Cash

Holding your money in liquid form means keeping it in cash or investments that are converted easily to cash. More cash or cash accounts means you have a high level of financial liquidity, which has advantages and disadvantages. Typically, you need enough cash assets to cover your necessary expenses and some that are unexpected.

Another advantage of keeping your money in more liquid accounts is that they tend to have a lower risk of loss. Typically, more liquid accounts and investments are more conservative. While you could lose cash, bank accounts have very little risk. By budgeting in a way to protect money you need to live on in more liquid accounts, you can invest your excess in more aggressive ways — such as stocks, real estate or Forex — with greater peace of mind.

Quick Access

The most significant advantage of liquid cash is that you have quick access to your money as needed. Cash accounts are important to everyday budgeting, but they also come in handy when you have an unexpected bill or need money for car repairs or renovation projects. Keeping your money in less liquid, low-return accounts makes little sense if you have to pay for routine purchase or unexpected bills — such as car repairs, medical fees and home repair services — using a high interest rate credit card. Building a rainy day savings fund in a more liquid account can provide protection against this type of situation, giving you quick access to cash.

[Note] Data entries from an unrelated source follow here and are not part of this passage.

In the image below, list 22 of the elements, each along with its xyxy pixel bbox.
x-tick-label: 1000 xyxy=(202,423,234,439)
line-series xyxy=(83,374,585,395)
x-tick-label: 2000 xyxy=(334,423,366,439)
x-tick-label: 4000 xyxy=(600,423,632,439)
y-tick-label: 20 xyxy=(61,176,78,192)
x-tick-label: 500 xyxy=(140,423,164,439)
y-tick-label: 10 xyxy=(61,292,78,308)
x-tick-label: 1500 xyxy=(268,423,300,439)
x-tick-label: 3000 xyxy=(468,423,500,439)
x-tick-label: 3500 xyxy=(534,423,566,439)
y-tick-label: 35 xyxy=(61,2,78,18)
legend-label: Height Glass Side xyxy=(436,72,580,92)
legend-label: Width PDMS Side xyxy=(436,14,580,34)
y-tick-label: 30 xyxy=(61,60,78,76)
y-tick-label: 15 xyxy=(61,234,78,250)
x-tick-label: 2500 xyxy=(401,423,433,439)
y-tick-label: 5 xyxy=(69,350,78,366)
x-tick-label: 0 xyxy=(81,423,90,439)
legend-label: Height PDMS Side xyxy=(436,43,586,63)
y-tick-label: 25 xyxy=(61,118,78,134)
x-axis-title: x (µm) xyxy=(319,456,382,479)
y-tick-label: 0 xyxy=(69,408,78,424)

Limited Returns(Opportunity Cost)

One disadvantage of more liquid accounts is limited investment return opportunities. Holding cash yields no investment return aside from standard rates of inflation over time. Basic checking and savings accounts usually have very minimal interest yields. Banks offer better returns in exchange for longer access to your funds. Certificates of deposit, for instance, commonly yield annual returns slightly higher than regular savings accounts, but you cannot withdraw the funds without penalty for the term of the CD — anywhere from six months to several years. Good stock investments can produce nice returns, but you have to sell the stock and wait for the trade to settle to get cash.